What this changes about the threat model
If an attacker compromises the agent's service account (stolen bearer token, container escape from a workload running on the same host, lateral movement from another compromised process running as etducky), they get access to what the agent has access to: the host's read-mostly diagnostic surface, the bearer token authenticating it to one specific organization on the cloud API, and the eBPF event stream the agent itself sees. They do not get root.
To run a privileged command, the attacker has to convince a real operator to type a password into the dashboard. That is a human in the loop, with full audit attribution, and the operator sees the command summary before authenticating. An attacker with full agent compromise issuing sudo rm -rf / shows up to the operator as a modal with sudo rm -rf / visible in plain text. Most operators will notice.
If an attacker compromises an operator's dashboard account (stolen Clerk session, phished credentials), they can authenticate elevations from that account. The audit row captures exactly that: the rows for those elevations bear the compromised user's Clerk id, the source IP the attacker was using, and the timestamps. The forensic trail does not point at the agent or the cloud; it points at the compromised account, which is where the response should be focused.
Neither compromise is good. The point is they have different blast radii than an agent running as root with a long-lived NOPASSWD sudoers entry. The audit trail makes the difference observable.
Why password-over-the-wire and not polkit
The current implementation passes the operator's sudo password over the SSE channel and feeds it to sudo -S. That password is encrypted in transit, never logged, and zeroed after use. It is not, however, the design with the smallest blast radius.

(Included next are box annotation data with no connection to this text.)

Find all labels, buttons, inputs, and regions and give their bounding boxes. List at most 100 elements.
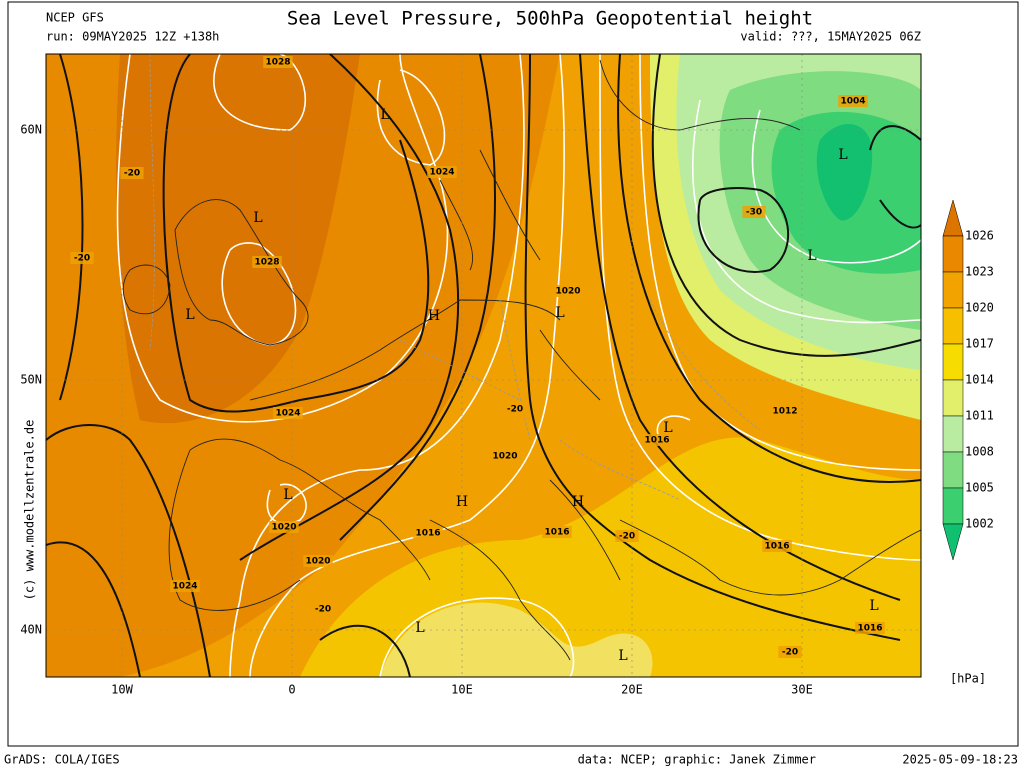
contour-label: 1024 (429, 168, 454, 178)
label-background (252, 256, 282, 268)
colorbar-box (942, 271, 964, 309)
label-background (427, 166, 457, 178)
pressure-center-label: L (869, 598, 878, 614)
contour-label: -20 (782, 648, 798, 658)
label-background (170, 580, 200, 592)
contour-label: 1012 (772, 407, 797, 417)
label-background (855, 622, 885, 634)
footer-center: data: NCEP; graphic: Janek Zimmer (578, 753, 816, 767)
contour-label: 1020 (492, 452, 517, 462)
label-background (642, 434, 672, 446)
contour-label: 1024 (172, 582, 197, 592)
pressure-center-label: H (428, 308, 440, 324)
pressure-center-label: L (838, 147, 847, 163)
pressure-center-label: H (572, 494, 584, 510)
side-credit: (c) www.modellzentrale.de (23, 420, 37, 601)
pressure-center-label: L (618, 648, 627, 664)
colorbar-label: 1008 (965, 445, 994, 459)
contour-label: -20 (507, 405, 523, 415)
pressure-center-label: L (380, 107, 389, 123)
map-title: Sea Level Pressure, 500hPa Geopotential … (287, 8, 813, 30)
contour-label: 1020 (271, 523, 296, 533)
colorbar-box (942, 235, 964, 273)
lon-label: 0 (288, 683, 295, 697)
coastlines (122, 59, 921, 661)
colorbar-box (942, 307, 964, 345)
frame (7, 1, 1019, 747)
colorbar-box (942, 379, 964, 417)
colorbar: 1026 1023 1020 1017 1014 1011 1008 1005 1002 (942, 199, 994, 561)
contour-label: 1028 (254, 258, 279, 268)
contour-label: 1004 (840, 97, 865, 107)
contour-label: 1016 (857, 624, 882, 634)
lat-label: 40N (20, 623, 42, 637)
lat-label: 50N (20, 373, 42, 387)
footer-right: 2025-05-09-18:23 (902, 753, 1018, 767)
pressure-center-label: H (456, 494, 468, 510)
lat-label: 60N (20, 123, 42, 137)
label-background (490, 450, 520, 462)
map-frame (45, 53, 922, 678)
label-background (503, 403, 527, 415)
label-background (615, 530, 639, 542)
lon-label: 20E (621, 683, 643, 697)
contour-label: 1016 (644, 436, 669, 446)
colorbar-label: 1023 (965, 265, 994, 279)
contour-label: 1020 (555, 287, 580, 297)
contour-label: -20 (619, 532, 635, 542)
label-background (553, 285, 583, 297)
valid-info: valid: ???, 15MAY2025 06Z (740, 30, 921, 44)
colorbar-label: 1002 (965, 517, 994, 531)
map-labels: 1028 L 1024 -20 L -20 1028 L H 1020 L -30 1004 L L -20 1… (70, 56, 885, 664)
contour-label: 1020 (305, 557, 330, 567)
contour-label: 1016 (415, 529, 440, 539)
colorbar-label: 1026 (965, 229, 994, 243)
label-background (542, 526, 572, 538)
label-background (70, 252, 94, 264)
colorbar-arrow (942, 199, 964, 237)
political-borders (149, 54, 761, 501)
pressure-center-label: L (555, 305, 564, 321)
label-background (311, 603, 335, 615)
colorbar-label: 1011 (965, 409, 994, 423)
lon-label: 10E (451, 683, 473, 697)
pressure-center-label: L (283, 487, 292, 503)
contour-label: 1016 (544, 528, 569, 538)
colorbar-box (942, 343, 964, 381)
colorbar-arrow (942, 523, 964, 561)
run-info: run: 09MAY2025 12Z +138h (46, 30, 219, 44)
label-background (762, 540, 792, 552)
contour-label: 1016 (764, 542, 789, 552)
label-background (269, 521, 299, 533)
pressure-center-label: L (663, 420, 672, 436)
colorbar-box (942, 451, 964, 489)
label-background (303, 555, 333, 567)
contour-label: -20 (315, 605, 331, 615)
map-area: 1028 L 1024 -20 L -20 1028 L H 1020 L -30 1004 L L -20 1… (46, 54, 921, 677)
model-name: NCEP GFS (46, 11, 104, 25)
label-background (120, 167, 144, 179)
pressure-fill (380, 602, 653, 677)
label-background (770, 405, 800, 417)
colorbar-label: 1020 (965, 301, 994, 315)
label-background (413, 527, 443, 539)
label-background (838, 95, 868, 107)
pressure-center-label: L (807, 248, 816, 264)
colorbar-unit: [hPa] (950, 672, 986, 686)
colorbar-box (942, 487, 964, 525)
contour-label: -20 (124, 169, 140, 179)
footer-left: GrADS: COLA/IGES (4, 753, 120, 767)
axes: 60N 50N 40N 10W 0 10E 20E 30E (20, 123, 813, 697)
isobars (116, 54, 921, 677)
contour-label: 1028 (265, 58, 290, 68)
colorbar-box (942, 415, 964, 453)
pressure-fill (816, 123, 873, 221)
label-background (273, 407, 303, 419)
contour-label: -20 (74, 254, 90, 264)
contour-label: -30 (746, 208, 762, 218)
contour-label: 1024 (275, 409, 300, 419)
colorbar-label: 1014 (965, 373, 994, 387)
pressure-center-label: L (185, 307, 194, 323)
label-background (778, 646, 802, 658)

It's the current design because it covers every command an operator might want to run. The next iteration replaces sudo -S for systemd-managed actions (hostnamectl, systemctl, timedatectl, networkctl, journalctl) with polkit rules and D-Bus calls. The dashboard still prompts the operator at the moment of action, but the answer becomes "yes/no" instead of a credential. This removes the password from the wire for the most common cases. The follow-up does the same for package management via PackageKit's D-Bus interface.
Both of those land in the next round. The current design is the floor of the security story, not the ceiling.
The Windows side
The Windows agent runs as LocalSystem for ETW kernel access. Operator-attributed elevation on Windows is on the same roadmap as the polkit migration on Linux: the request/grant/audit shape is the same, the on-host execution mechanism becomes UAC consent (for interactive operator approval) or Windows Service Manager APIs (for service-managed actions). The audit row with Clerk-user attribution, source IP, and exit code becomes the same shape regardless of OS.
For now, the Windows agent's privilege model is the standard "service runs as LocalSystem, trust the cloud not to issue bad commands" model. The Linux side leads on this work because the unprivileged-user model is more natural on Linux, but the goal is feature parity.